The Blues’s fine start to the Premier League campaign, though, has had just that effect and turned this tie into a valuable opening for those who, in the early weeks of the season, have found themselves overlooked and underworked.
Maresca made 11 changes to the side that started the 3-0 win at West Ham on Saturday, and of that team only two were even included on the bench here. The selection gave both the midfield and the backline a distinctly second-string feel, save the presence of Malo Gusto, who sharpened up with 45 minutes on his return from a hamstring problem before being saved for Brighton at the weekend.
This, though, could easily have been a Premier League front-four, composed exclusively of full internationals who could end up costing the club £240m combined.
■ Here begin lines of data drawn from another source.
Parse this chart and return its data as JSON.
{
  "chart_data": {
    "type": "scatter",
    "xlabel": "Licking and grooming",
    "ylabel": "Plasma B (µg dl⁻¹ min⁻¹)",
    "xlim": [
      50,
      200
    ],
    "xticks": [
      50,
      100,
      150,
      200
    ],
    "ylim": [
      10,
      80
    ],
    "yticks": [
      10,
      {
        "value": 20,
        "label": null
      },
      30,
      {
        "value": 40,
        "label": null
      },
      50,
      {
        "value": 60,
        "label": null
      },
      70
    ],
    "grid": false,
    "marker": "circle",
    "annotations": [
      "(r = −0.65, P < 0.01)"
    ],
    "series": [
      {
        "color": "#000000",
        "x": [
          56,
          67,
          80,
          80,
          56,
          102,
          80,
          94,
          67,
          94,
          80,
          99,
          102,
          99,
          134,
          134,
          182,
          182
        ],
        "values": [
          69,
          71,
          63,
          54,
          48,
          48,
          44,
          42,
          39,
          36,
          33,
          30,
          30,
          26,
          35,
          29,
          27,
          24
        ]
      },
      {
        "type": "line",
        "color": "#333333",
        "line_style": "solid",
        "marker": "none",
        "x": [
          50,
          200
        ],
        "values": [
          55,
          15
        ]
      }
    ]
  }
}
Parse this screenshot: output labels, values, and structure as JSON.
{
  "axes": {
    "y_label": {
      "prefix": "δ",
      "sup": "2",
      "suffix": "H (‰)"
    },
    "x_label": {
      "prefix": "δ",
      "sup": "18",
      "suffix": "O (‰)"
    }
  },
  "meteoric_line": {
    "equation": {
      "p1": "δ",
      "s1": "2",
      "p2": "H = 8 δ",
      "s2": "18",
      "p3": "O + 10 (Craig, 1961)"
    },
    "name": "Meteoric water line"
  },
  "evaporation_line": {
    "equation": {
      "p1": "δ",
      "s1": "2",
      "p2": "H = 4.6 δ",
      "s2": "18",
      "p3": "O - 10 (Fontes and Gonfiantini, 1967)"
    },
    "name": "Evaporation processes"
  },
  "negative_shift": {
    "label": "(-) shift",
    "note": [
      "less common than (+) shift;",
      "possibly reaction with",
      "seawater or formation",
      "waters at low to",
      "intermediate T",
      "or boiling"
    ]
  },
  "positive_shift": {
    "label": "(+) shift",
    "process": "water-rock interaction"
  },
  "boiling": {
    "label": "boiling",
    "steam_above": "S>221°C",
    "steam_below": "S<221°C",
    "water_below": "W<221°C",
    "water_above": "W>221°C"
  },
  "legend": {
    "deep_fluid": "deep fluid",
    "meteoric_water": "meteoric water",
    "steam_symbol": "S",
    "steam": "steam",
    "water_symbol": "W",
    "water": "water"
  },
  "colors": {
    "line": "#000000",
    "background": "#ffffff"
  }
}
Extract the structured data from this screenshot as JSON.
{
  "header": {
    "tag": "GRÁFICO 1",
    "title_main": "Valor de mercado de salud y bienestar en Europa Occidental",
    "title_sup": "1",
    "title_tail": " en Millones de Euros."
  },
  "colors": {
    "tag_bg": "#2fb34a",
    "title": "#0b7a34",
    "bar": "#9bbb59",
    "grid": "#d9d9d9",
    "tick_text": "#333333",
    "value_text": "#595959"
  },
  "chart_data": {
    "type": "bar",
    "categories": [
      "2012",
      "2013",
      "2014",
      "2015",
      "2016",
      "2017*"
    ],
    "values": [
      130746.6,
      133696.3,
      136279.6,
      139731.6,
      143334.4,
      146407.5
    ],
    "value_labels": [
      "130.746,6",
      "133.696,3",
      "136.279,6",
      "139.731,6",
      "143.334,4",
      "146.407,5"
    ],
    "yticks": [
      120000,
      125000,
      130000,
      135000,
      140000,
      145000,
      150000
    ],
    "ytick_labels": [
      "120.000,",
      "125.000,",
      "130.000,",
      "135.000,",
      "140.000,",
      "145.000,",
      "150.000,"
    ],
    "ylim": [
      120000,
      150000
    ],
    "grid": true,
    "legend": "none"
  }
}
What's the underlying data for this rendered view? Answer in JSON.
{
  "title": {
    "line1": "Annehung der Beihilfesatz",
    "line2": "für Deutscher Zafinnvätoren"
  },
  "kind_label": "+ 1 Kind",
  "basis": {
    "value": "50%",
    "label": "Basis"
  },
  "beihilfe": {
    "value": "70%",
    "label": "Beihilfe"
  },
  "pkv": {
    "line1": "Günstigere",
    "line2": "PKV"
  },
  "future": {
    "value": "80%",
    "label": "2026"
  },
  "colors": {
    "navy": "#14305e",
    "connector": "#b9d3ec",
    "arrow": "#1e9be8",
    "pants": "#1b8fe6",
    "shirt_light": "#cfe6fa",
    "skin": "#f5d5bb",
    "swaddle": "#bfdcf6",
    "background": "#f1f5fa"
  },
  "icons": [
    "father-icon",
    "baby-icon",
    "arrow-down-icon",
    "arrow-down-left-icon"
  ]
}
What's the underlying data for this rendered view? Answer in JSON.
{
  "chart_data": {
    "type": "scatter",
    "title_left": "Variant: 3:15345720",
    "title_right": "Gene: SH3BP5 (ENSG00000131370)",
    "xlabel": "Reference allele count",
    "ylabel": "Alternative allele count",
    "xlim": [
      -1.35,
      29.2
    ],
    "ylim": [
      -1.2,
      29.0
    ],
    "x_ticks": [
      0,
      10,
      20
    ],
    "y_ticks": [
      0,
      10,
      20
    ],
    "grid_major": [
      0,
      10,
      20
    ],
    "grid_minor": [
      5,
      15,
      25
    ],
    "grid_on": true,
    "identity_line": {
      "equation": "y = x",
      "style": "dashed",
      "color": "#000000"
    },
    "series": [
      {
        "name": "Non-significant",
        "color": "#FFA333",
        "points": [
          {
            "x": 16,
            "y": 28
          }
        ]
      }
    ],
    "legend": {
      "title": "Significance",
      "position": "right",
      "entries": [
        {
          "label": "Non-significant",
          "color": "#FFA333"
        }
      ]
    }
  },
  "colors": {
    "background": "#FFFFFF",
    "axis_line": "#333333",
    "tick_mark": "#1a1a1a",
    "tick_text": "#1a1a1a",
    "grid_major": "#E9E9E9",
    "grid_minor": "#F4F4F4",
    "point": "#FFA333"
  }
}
Throw in Cole Palmer and a few fluctuations in form, and in a few months it yet might be.
Nkunku finds himself behind Nicolas Jackson for now but could hardly be doing more. In scoring three times, the Frenchman took his tally for the season to five goals in four starts, as well as a crucial winner off the bench at Bournemouth ten days ago. The second here, in particular, was all class, a delightful flick off the heel that sent Gusto’s low delivery drifting from across the near post in at the far.
Felix had made the opener with a wonderful scoop, a demoralising show of quality in the first yard of space ceded, after Barrow had navigated the first eight minutes without alarm. Chelsea’s third may just as well have been the Portuguese's, too, a delicate free-kick clipped against the post and in off the unlucky Paul Farman in the Barrow goal.
After the break, it was the turn of the wingers, Felix setting Mudryk through and clear off the left. Of all Chelsea’s attackers, the Ukrainian has most to do to state his case and might therefore have been selfish in driving for goal. Instead, he rolled square for Neto, playing off his favoured right flank at last, to stroke his first Chelsea goal.
Nkunku’s third was similarly simple in the end, though only made so by his own tenacity as Farman was shrugged off the ball and the goal left clear.
Given none played a minute here, a refreshed attack of Palmer, Jackson, Jadon Sancho and Noni Madueke will likely reform when Brighton visit on Saturday afternoon, quite the luxury for the man at the helm.
None of Maresca’s recent predecessors have ever been short of forward options. Nor, though, have they often been able to choose from a group in universally good form.